Publication Date: 01/06/2022

Globally, women have access to 10% of the available credit, 7% of the training on productive activities and are 40% less likely to have access to agricultural inputs than men. Women also have limited technological inputs and market access, and only 4.3% of women have access to agricultural extension services. Although women provide about 50% of the agricultural workforce, they still lack equal access to productive resources.

Due to looming threats including climate change, an estimated 20% increase in hunger is predicted by 2050. The COVID-19 pandemic and its economic aftermath likely will push 426 million more people into poverty in the next three to five years. Responding to these challenges requires creative solutions that prioritize the most vulnerable, including women and young people. To this end, CARE implemented the Pennies to Power program with generous support from the Arthur M. Blank Family Foundation. This final report describes the program’s accomplishments over the full implementation period (June 1, 2019 to June 1, 2022).

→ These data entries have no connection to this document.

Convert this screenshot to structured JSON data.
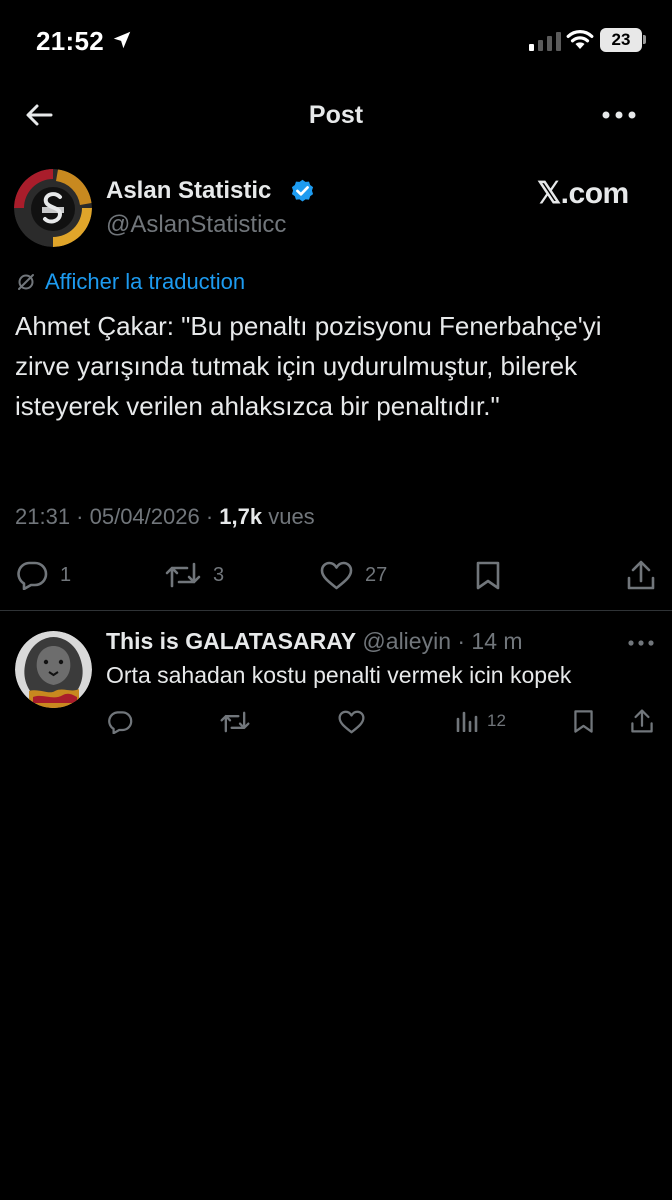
{
  "status_bar": {
    "time": "21:52",
    "battery": "23",
    "icons": [
      "location-arrow-icon",
      "cellular-signal-icon",
      "wifi-icon",
      "battery-icon"
    ]
  },
  "nav": {
    "title": "Post",
    "icons": [
      "back-arrow-icon",
      "more-options-icon"
    ]
  },
  "tweet": {
    "author_name": "Aslan Statistic",
    "author_handle": "@AslanStatisticc",
    "source_badge": "𝕏.com",
    "translate_label": "Afficher la traduction",
    "text": "Ahmet Çakar: \"Bu penaltı pozisyonu Fenerbahçe'yi zirve yarışında tutmak için uydurulmuştur, bilerek isteyerek verilen ahlaksızca bir penaltıdır.\"",
    "meta_prefix": "21:31 · 05/04/2026 · ",
    "views_count": "1,7k",
    "views_label": " vues",
    "actions": {
      "replies": "1",
      "reposts": "3",
      "likes": "27"
    }
  },
  "reply": {
    "author_name": "This is GALATASARAY",
    "author_handle": " @alieyin · 14 m",
    "text": "Orta sahadan kostu penalti vermek icin kopek",
    "actions": {
      "views": "12"
    }
  },
  "colors": {
    "background": "#000000",
    "text": "#e7e9ea",
    "muted": "#71767b",
    "link": "#1d9bf0",
    "verified": "#1d9bf0",
    "divider": "#2f3336"
  }
}
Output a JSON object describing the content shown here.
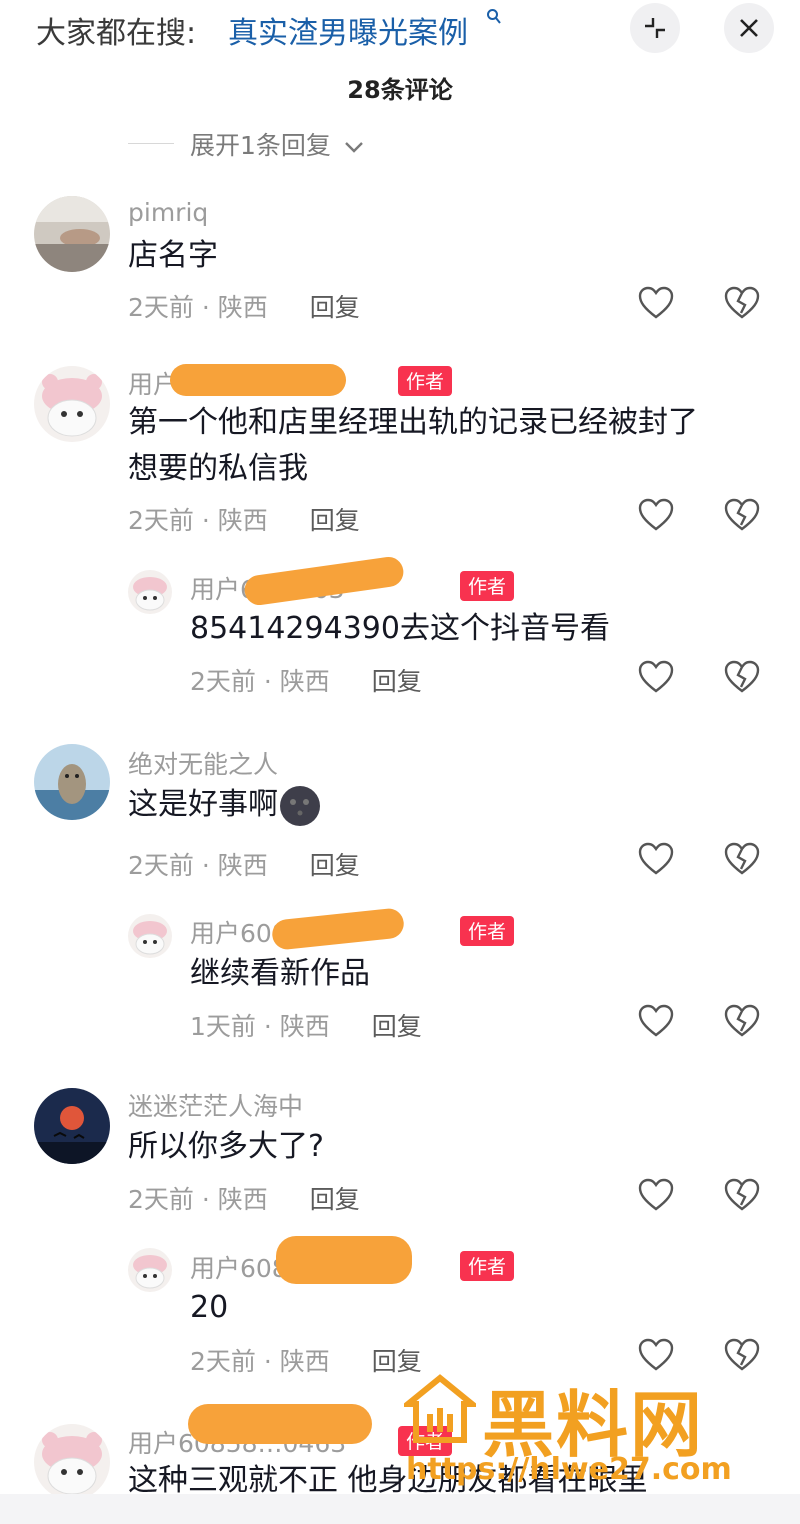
{
  "search": {
    "prefix": "大家都在搜:",
    "term": "真实渣男曝光案例"
  },
  "header": {
    "count": "28条评论"
  },
  "expand": {
    "label": "展开1条回复"
  },
  "labels": {
    "reply": "回复",
    "author": "作者"
  },
  "comments": [
    {
      "user": "pimriq",
      "text": "店名字",
      "time": "2天前",
      "loc": "陕西"
    },
    {
      "user": "用户60…463",
      "text1": "第一个他和店里经理出轨的记录已经被封了",
      "text2": "想要的私信我",
      "time": "2天前",
      "loc": "陕西"
    },
    {
      "user": "用户60…463",
      "text": "85414294390去这个抖音号看",
      "time": "2天前",
      "loc": "陕西"
    },
    {
      "user": "绝对无能之人",
      "text": "这是好事啊",
      "time": "2天前",
      "loc": "陕西"
    },
    {
      "user": "用户608…463",
      "text": "继续看新作品",
      "time": "1天前",
      "loc": "陕西"
    },
    {
      "user": "迷迷茫茫人海中",
      "text": "所以你多大了?",
      "time": "2天前",
      "loc": "陕西"
    },
    {
      "user": "用户608…0463",
      "text": "20",
      "time": "2天前",
      "loc": "陕西"
    },
    {
      "user": "用户60858…0463",
      "text": "这种三观就不正 他身边朋友都看在眼里"
    }
  ],
  "watermark": {
    "name": "黑料网",
    "url": "https://hlwe27.com"
  }
}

Pennies to Power played a critical role in building resilience and increasing the capacity of people to cope with crises. Moreover, it helped create thriving and sustainable communities, where farmers prosper, people are empowered, and the planet is healthier. CARE implemented the program in Malawi, Nigeria and Tanzania to build resilience, unlock market access for women and youth, and ensure they are economically and socially empowered through savings groups known as village savings and loan associations (VSLAs). Moreover, the program contributed to the achievement of the following U.N. Sustainable Development Goals (SDGs): No Poverty (SDG 1), Zero Hunger (SDG 2), Gender Equality (SDG 5), and Climate Action (SDG 13).